Concerns over biopiracy have fueled urgent calls for a new system of legal protection for indigenous biological materials and knowledge. Detractors of the current patent systems say that the knowledge of traditional cultures and communities does not readily fit into the industrialized world’s definition of intellectual property (IT); critics argue that existing laws basically promote the interests of the industrialized world. Charles McManis, J.D., intellectual property and technology law expert disagrees.
McManis, the Thomas and Karole Green Professor of Law at Washington University in St. Louis, argues that, at least in the short run, existing intellectual property regimes offer the most realistic avenue for securing effective legal protection for traditional knowledge holders.
According to McManis, current IP rules, including the closely related law of unfair competition and their associated contractual mechanisms, can provide far more comprehensive legal protection for the traditional knowledge of indigenous peoples than is generally acknowledged.

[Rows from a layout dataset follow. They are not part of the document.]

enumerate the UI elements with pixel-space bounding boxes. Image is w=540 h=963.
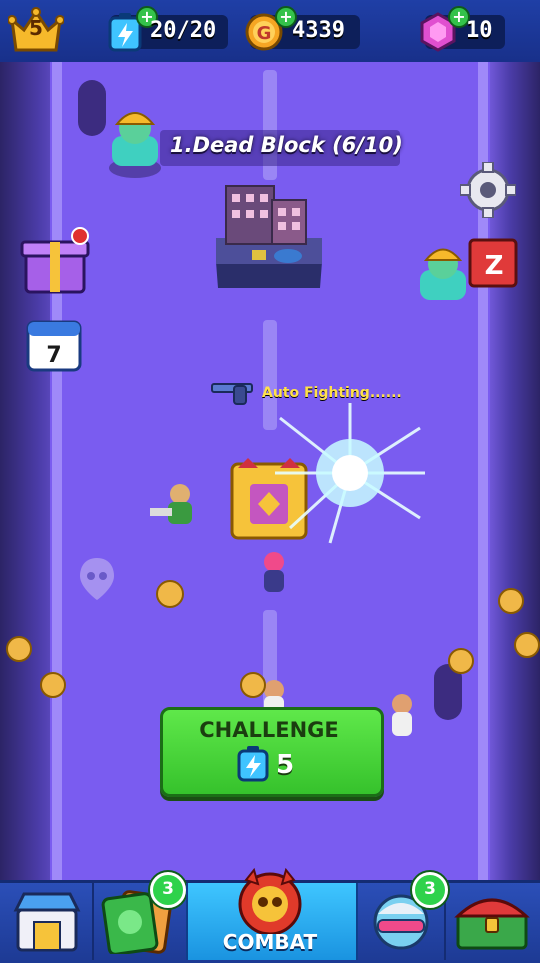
survivor-gunner	[150, 484, 192, 524]
combat-skull-icon	[238, 868, 302, 934]
attack-burst-effect	[275, 403, 425, 544]
left-curb	[52, 62, 62, 880]
coin-count: 4339	[292, 18, 345, 43]
player-level: 5	[29, 16, 43, 40]
ghost-skull-icon	[80, 558, 114, 600]
cards-notification-badge: 3	[150, 872, 186, 908]
calendar-icon[interactable]: 7	[24, 312, 86, 374]
auto-fighting-status: Auto Fighting......	[262, 385, 402, 401]
dropped-coin[interactable]	[448, 648, 474, 674]
nav-shop-icon[interactable]	[12, 888, 82, 954]
notebook-icon[interactable]: Z	[464, 236, 520, 290]
hero-notification-badge: 3	[412, 872, 448, 908]
combat-label: COMBAT	[222, 930, 318, 954]
dropped-coin[interactable]	[6, 636, 32, 662]
dropped-coin[interactable]	[514, 632, 540, 658]
nav-divider	[92, 883, 94, 960]
dropped-coin[interactable]	[156, 580, 184, 608]
stage-city-block-icon[interactable]	[212, 178, 326, 292]
survivor-pink-hair	[264, 552, 284, 592]
hardhat-zombie-left	[109, 112, 161, 178]
dropped-coin[interactable]	[240, 672, 266, 698]
gift-box-icon[interactable]	[20, 226, 92, 296]
settings-gear-icon[interactable]	[460, 162, 516, 218]
notebook-letter: Z	[485, 251, 504, 281]
stage-title: 1.Dead Block (6/10)	[170, 133, 403, 157]
dropped-coin[interactable]	[498, 588, 524, 614]
energy-count: 20/20	[150, 18, 217, 43]
dropped-coin[interactable]	[40, 672, 66, 698]
nav-treasure-chest-icon[interactable]	[454, 888, 530, 952]
calendar-day: 7	[46, 343, 61, 368]
energy-battery-icon	[237, 746, 269, 782]
challenge-label: CHALLENGE	[199, 718, 339, 742]
svg-text:G: G	[257, 23, 272, 44]
revolver-icon	[211, 383, 253, 405]
challenge-energy-cost: 5	[276, 750, 295, 780]
gem-count: 10	[466, 18, 493, 43]
survivor-orange-hair	[392, 694, 412, 736]
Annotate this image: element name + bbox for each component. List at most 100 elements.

“Minor modification of the patent application process could not only affirmatively protect the genetic resources of developing countries but also help prevent authentic instances of biopiracy,” he says.

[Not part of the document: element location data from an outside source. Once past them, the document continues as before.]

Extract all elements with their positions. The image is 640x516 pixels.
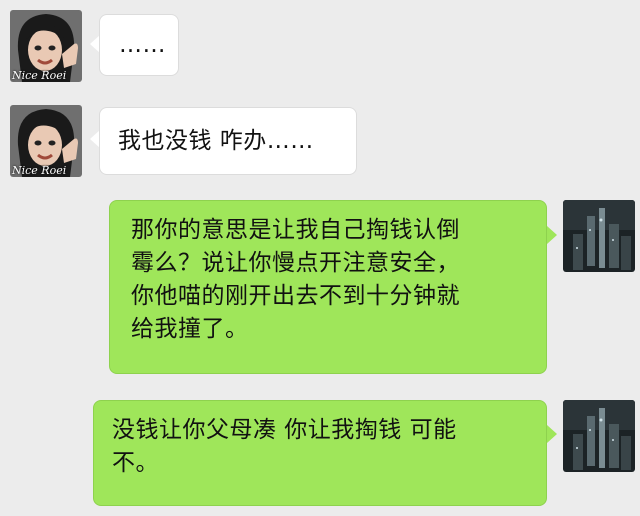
message-text-line: 那你的意思是让我自己掏钱认倒 — [131, 217, 460, 243]
self-avatar[interactable] — [563, 200, 635, 272]
message-text-line: 霉么？说让你慢点开注意安全， — [131, 250, 460, 276]
message-text: …… — [119, 32, 166, 58]
message-bubble[interactable]: …… — [99, 14, 179, 76]
message-text: 我也没钱 咋办…… — [118, 128, 314, 154]
message-text-line: 没钱让你父母凑 你让我掏钱 可能 — [112, 417, 457, 443]
message-text-line: 给我撞了。 — [131, 316, 249, 342]
avatar-watermark: Nice Roei — [12, 164, 67, 177]
avatar-watermark: Nice Roei — [12, 69, 67, 82]
contact-avatar[interactable]: Nice Roei — [10, 10, 82, 82]
message-text-line: 你他喵的刚开出去不到十分钟就 — [131, 283, 460, 309]
bubble-tail — [547, 425, 557, 443]
self-avatar[interactable] — [563, 400, 635, 472]
message-text-line: 不。 — [112, 450, 159, 476]
message-bubble[interactable]: 没钱让你父母凑 你让我掏钱 可能 不。 — [93, 400, 547, 506]
bubble-tail — [547, 226, 557, 244]
contact-avatar[interactable]: Nice Roei — [10, 105, 82, 177]
message-bubble[interactable]: 我也没钱 咋办…… — [99, 107, 357, 175]
message-bubble[interactable]: 那你的意思是让我自己掏钱认倒 霉么？说让你慢点开注意安全， 你他喵的刚开出去不到… — [109, 200, 547, 374]
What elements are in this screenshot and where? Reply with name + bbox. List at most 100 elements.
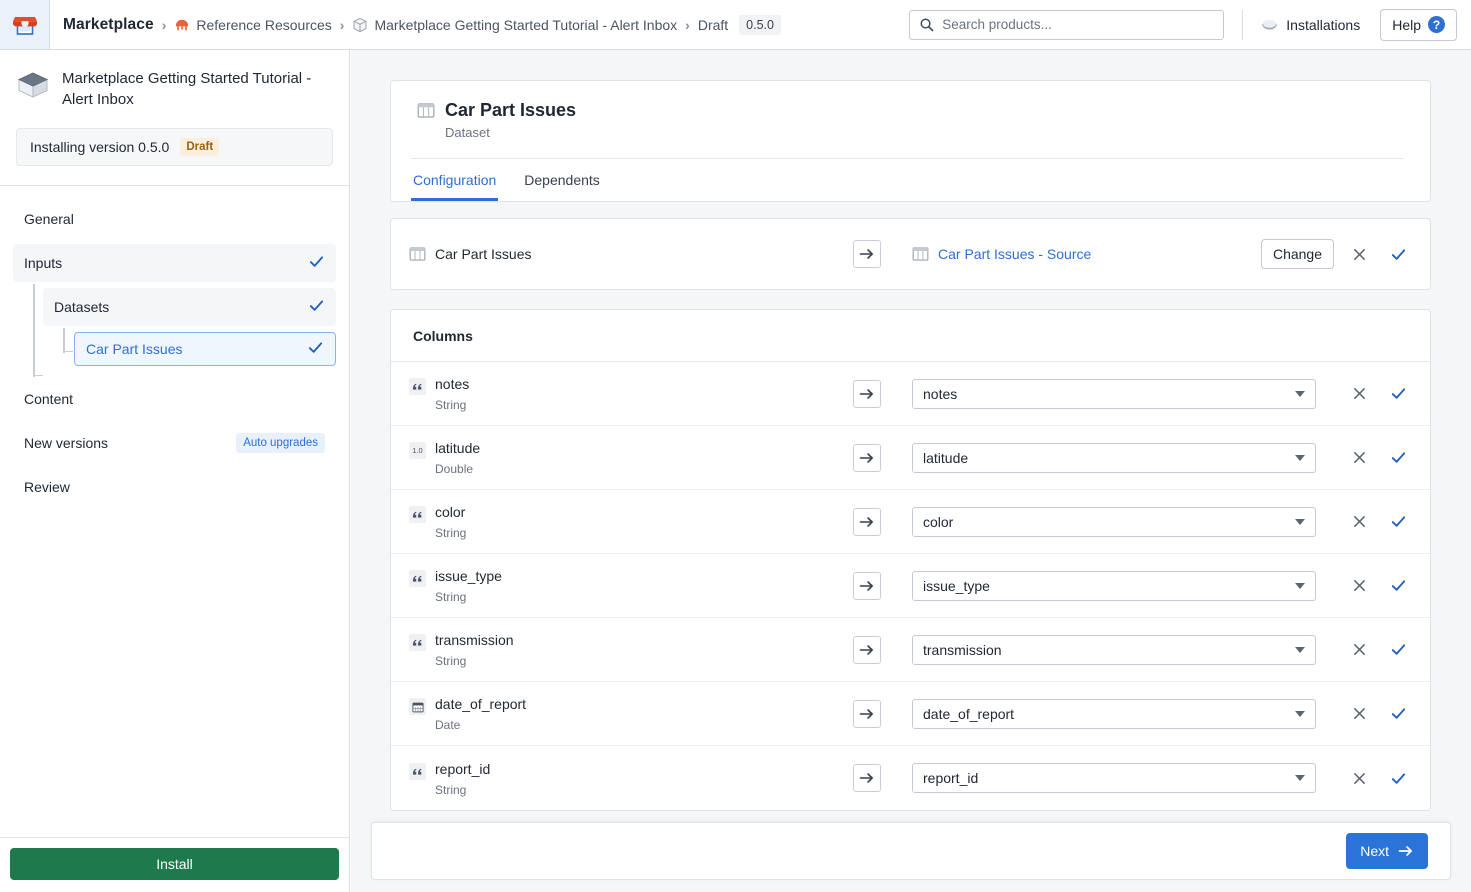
sidebar-item-new-versions[interactable]: New versions Auto upgrades xyxy=(13,424,336,462)
close-x-icon[interactable] xyxy=(1345,764,1373,792)
sidebar-item-label: Car Part Issues xyxy=(86,340,183,357)
check-icon[interactable] xyxy=(1384,572,1412,600)
arrow-right-icon[interactable] xyxy=(853,443,881,472)
tree-guide-elbow xyxy=(33,374,43,377)
check-icon[interactable] xyxy=(1384,764,1412,792)
sidebar-item-label: Review xyxy=(24,478,70,495)
help-label: Help xyxy=(1392,16,1421,33)
close-x-icon[interactable] xyxy=(1345,508,1373,536)
chevron-down-icon xyxy=(1295,646,1305,653)
close-x-icon[interactable] xyxy=(1345,240,1373,268)
sidebar-item-label: Content xyxy=(24,390,74,407)
column-row-actions xyxy=(1345,572,1430,600)
chevron-down-icon xyxy=(1295,710,1305,717)
sidebar-subtree-car-part-issues: Car Part Issues xyxy=(43,327,336,366)
auto-upgrades-badge: Auto upgrades xyxy=(236,432,325,453)
column-type: String xyxy=(435,526,467,540)
help-button[interactable]: Help ? xyxy=(1380,8,1457,41)
tab-bar: Configuration Dependents xyxy=(411,158,1404,201)
sidebar-item-datasets[interactable]: Datasets xyxy=(43,287,336,326)
columns-header: Columns xyxy=(391,310,1430,362)
close-x-icon[interactable] xyxy=(1345,572,1373,600)
column-source: report_id String xyxy=(391,760,853,797)
column-mapping-value: color xyxy=(923,513,954,530)
tab-configuration[interactable]: Configuration xyxy=(411,159,499,201)
arrow-right-icon[interactable] xyxy=(853,699,881,728)
question-mark-icon: ? xyxy=(1428,16,1445,33)
close-x-icon[interactable] xyxy=(1345,380,1373,408)
tab-dependents[interactable]: Dependents xyxy=(522,159,602,201)
check-icon[interactable] xyxy=(1384,508,1412,536)
check-icon xyxy=(307,339,324,359)
top-bar-right: Installations Help ? xyxy=(909,0,1471,50)
sidebar-nav: General Inputs Datasets Car Part Issues … xyxy=(0,186,349,506)
arrow-right-icon[interactable] xyxy=(853,764,881,792)
mapping-source-label: Car Part Issues xyxy=(435,246,532,262)
column-mapping-select[interactable]: report_id xyxy=(912,763,1316,793)
breadcrumb-separator-3: › xyxy=(685,16,690,33)
column-mapping-value: notes xyxy=(923,385,958,402)
sidebar-item-inputs[interactable]: Inputs xyxy=(13,243,336,282)
column-type: Double xyxy=(435,462,474,476)
calendar-date-icon xyxy=(409,698,426,715)
installations-button[interactable]: Installations xyxy=(1261,17,1360,33)
column-mapping-row: report_id String report_id xyxy=(391,746,1430,810)
column-name: color xyxy=(435,504,466,520)
breadcrumb-item-label-2: Marketplace Getting Started Tutorial - A… xyxy=(374,16,678,33)
column-mapping-row: 1.0 latitude Double latitude xyxy=(391,426,1430,490)
sidebar-item-review[interactable]: Review xyxy=(13,468,336,506)
arrow-right-icon[interactable] xyxy=(853,571,881,600)
sidebar-item-general[interactable]: General xyxy=(13,200,336,238)
column-source: 1.0 latitude Double xyxy=(391,439,853,476)
breadcrumb-separator-2: › xyxy=(339,16,345,33)
column-mapping-row: date_of_report Date date_of_report xyxy=(391,682,1430,746)
sidebar: Marketplace Getting Started Tutorial - A… xyxy=(0,50,350,892)
column-mapping-select[interactable]: issue_type xyxy=(912,570,1316,601)
column-mapping-row: color String color xyxy=(391,490,1430,554)
marketplace-storefront-icon[interactable] xyxy=(0,0,50,49)
close-x-icon[interactable] xyxy=(1345,444,1373,472)
column-name: latitude xyxy=(435,440,481,456)
arrow-right-icon[interactable] xyxy=(853,507,881,536)
check-icon[interactable] xyxy=(1384,444,1412,472)
arrow-right-icon[interactable] xyxy=(853,635,881,664)
mapping-target-link[interactable]: Car Part Issues - Source xyxy=(881,246,1261,262)
column-name: report_id xyxy=(435,760,491,777)
search-input[interactable] xyxy=(942,17,1215,32)
column-row-actions xyxy=(1345,508,1430,536)
mapping-actions: Change xyxy=(1260,239,1430,269)
chevron-down-icon xyxy=(1295,454,1305,461)
column-mapping-select[interactable]: date_of_report xyxy=(912,698,1316,729)
check-icon[interactable] xyxy=(1384,700,1412,728)
close-x-icon[interactable] xyxy=(1345,700,1373,728)
column-mapping-value: date_of_report xyxy=(923,705,1015,722)
column-name: issue_type xyxy=(435,568,502,584)
arrow-right-icon[interactable] xyxy=(853,240,881,268)
column-type: String xyxy=(435,398,467,412)
table-dataset-icon xyxy=(409,246,426,262)
installations-globe-icon xyxy=(1261,17,1278,33)
column-mapping-select[interactable]: notes xyxy=(912,378,1316,409)
next-button[interactable]: Next xyxy=(1346,833,1428,869)
column-mapping-select[interactable]: color xyxy=(912,506,1316,537)
check-icon[interactable] xyxy=(1384,636,1412,664)
change-button[interactable]: Change xyxy=(1260,239,1334,269)
sidebar-item-label: New versions xyxy=(24,434,109,451)
breadcrumb-item-product[interactable]: Marketplace Getting Started Tutorial - A… xyxy=(352,17,677,33)
sidebar-item-car-part-issues[interactable]: Car Part Issues xyxy=(74,331,336,366)
sidebar-item-content[interactable]: Content xyxy=(13,380,336,418)
column-mapping-select[interactable]: latitude xyxy=(912,442,1316,473)
close-x-icon[interactable] xyxy=(1345,636,1373,664)
columns-card: Columns notes String notes 1.0 latitude Doubl… xyxy=(390,309,1431,811)
search-box[interactable] xyxy=(909,9,1225,40)
breadcrumb-root[interactable]: Marketplace xyxy=(63,16,154,34)
install-button[interactable]: Install xyxy=(10,848,339,880)
columns-list: notes String notes 1.0 latitude Double latitud… xyxy=(391,362,1430,810)
breadcrumb-item-reference-resources[interactable]: Reference Resources xyxy=(174,17,332,33)
table-dataset-icon xyxy=(912,246,929,262)
column-mapping-select[interactable]: transmission xyxy=(912,634,1316,665)
check-icon[interactable] xyxy=(1384,240,1412,268)
arrow-right-icon[interactable] xyxy=(853,379,881,408)
check-icon[interactable] xyxy=(1384,380,1412,408)
column-mapping-value: report_id xyxy=(923,770,979,786)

“Creating a completely new system is likely to be fraught with far more practical and theoretical difficulties than would be involved in modifying the current patent system. The revision could be as simple as requiring disclosure of the origin of relevant genetic resources as well as evidence of prior informed consent of those providing such resources and/or any associated traditional knowledge as a condition for enforcing otherwise valid intellectual property rights.”